Fibrinogen suppresses TDM-induced neutrophil necrosis in vitro. Bone marrow-derived neutrophils were purified and stimulated by TDM, vehicle control (n-hexane), or 60 μM staurosporine for 2 h in the presence or absence of 500 μg/ml fibrinogen and then stained using propidium iodide (PI) and annexin V to determine the percentage of the neutrophil population that is necrotic or apoptotic, respectively, by flow cytometry. (A) TDM induces a significantly higher percentage of PI-positive cells above that of the vehicle (n-hexane) control, and this percentage is significantly reduced in the presence of fibrinogen. (B) Staurosporine-induced neutrophil apoptosis, but not necrosis, also is significantly reduced in the presence of fibrinogen.
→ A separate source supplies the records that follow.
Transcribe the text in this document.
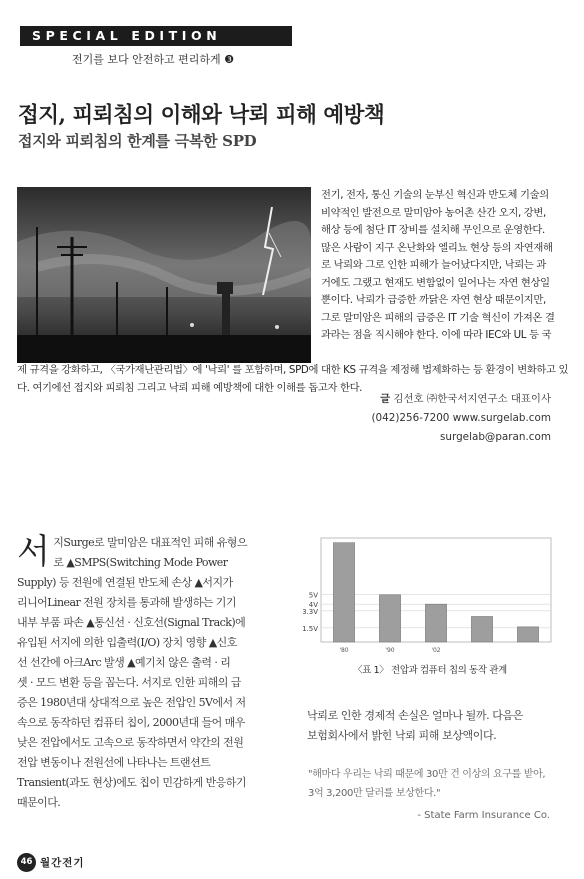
SPECIAL EDITION
전기를 보다 안전하고 편리하게 ❸
접지, 피뢰침의 이해와 낙뢰 피해 예방책
접지와 피뢰침의 한계를 극복한 SPD
전기, 전자, 통신 기술의 눈부신 혁신과 반도체 기술의
비약적인 발전으로 말미암아 농어촌 산간 오지, 강변,
해상 등에 첨단 IT 장비를 설치해 무인으로 운영한다.
많은 사람이 지구 온난화와 엘리뇨 현상 등의 자연재해
로 낙뢰와 그로 인한 피해가 늘어났다지만, 낙뢰는 과
거에도 그랬고 현재도 변함없이 일어나는 자연 현상일
뿐이다. 낙뢰가 급증한 까닭은 자연 현상 때문이지만,
그로 말미암은 피해의 급증은 IT 기술 혁신이 가져온 결
과라는 점을 직시해야 한다. 이에 따라 IEC와 UL 등 국
제 규격을 강화하고, 〈국가재난관리법〉에 '낙뢰' 를 포함하며, SPD에 대한 KS 규격을 제정해 법제화하는 등 환경이 변화하고 있
다. 여기에선 접지와 피뢰침 그리고 낙뢰 피해 예방책에 대한 이해를 돕고자 한다.
글 김선호 ㈜한국서지연구소 대표이사
(042)256-7200 www.surgelab.com
surgelab@paran.com
서 지Surge로 말미암은 대표적인 피해 유형으
로 ▲SMPS(Switching Mode Power
Supply) 등 전원에 연결된 반도체 손상 ▲서지가
리니어Linear 전원 장치를 통과해 발생하는 기기
내부 부품 파손 ▲통신선 · 신호선(Signal Track)에
유입된 서지에 의한 입출력(I/O) 장치 영향 ▲신호
선 선간에 아크Arc 발생 ▲예기치 않은 출력 · 리
셋 · 모드 변환 등을 꼽는다. 서지로 인한 피해의 급
증은 1980년대 상대적으로 높은 전압인 5V에서 저
속으로 동작하던 컴퓨터 칩이, 2000년대 들어 매우
낮은 전압에서도 고속으로 동작하면서 약간의 전원
전압 변동이나 전원선에 나타나는 트랜션트
Transient(과도 현상)에도 칩이 민감하게 반응하기
때문이다.
5V
4V
3.3V
1.5V
'80	'90	'02
〈표 1〉 전압과 컴퓨터 칩의 동작 관계
낙뢰로 인한 경제적 손실은 얼마나 될까. 다음은
보험회사에서 밝힌 낙뢰 피해 보상액이다.
"해마다 우리는 낙뢰 때문에 30만 건 이상의 요구를 받아,
3억 3,200만 달러를 보상한다."
- State Farm Insurance Co.
46 월간전기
Data from triplicate samples from a representative experiment are shown as means ± standard deviations, and asterisks indicate statistically significant differences (P < 0.05).

FIG. 5.

TDM induces NETs in the absence of fibrinogen. Sections of 7-day-old TDM matrices from Fib KO mice were labeled using rabbit anti-human neutrophil elastase and mouse anti-human histone H1, followed by Alexa Fluor 555 goat anti-rabbit and Alexa Fluor 488 goat anti-mouse antibodies and the DNA stain Draq5, and then examined by confocal immunofluorescence microscopy. (A) Histone H1 is observed along the surface of the streaming DNA. (C) Neutrophil elastase is observed within intact neutrophils (arrows) as well as along the streaming neutrophil DNA. (E) Draq5 staining indicates that this streaming material is composed of DNA. (B and D) Negative control sections were stained only with secondary antibody for H1 and elastase, respectively.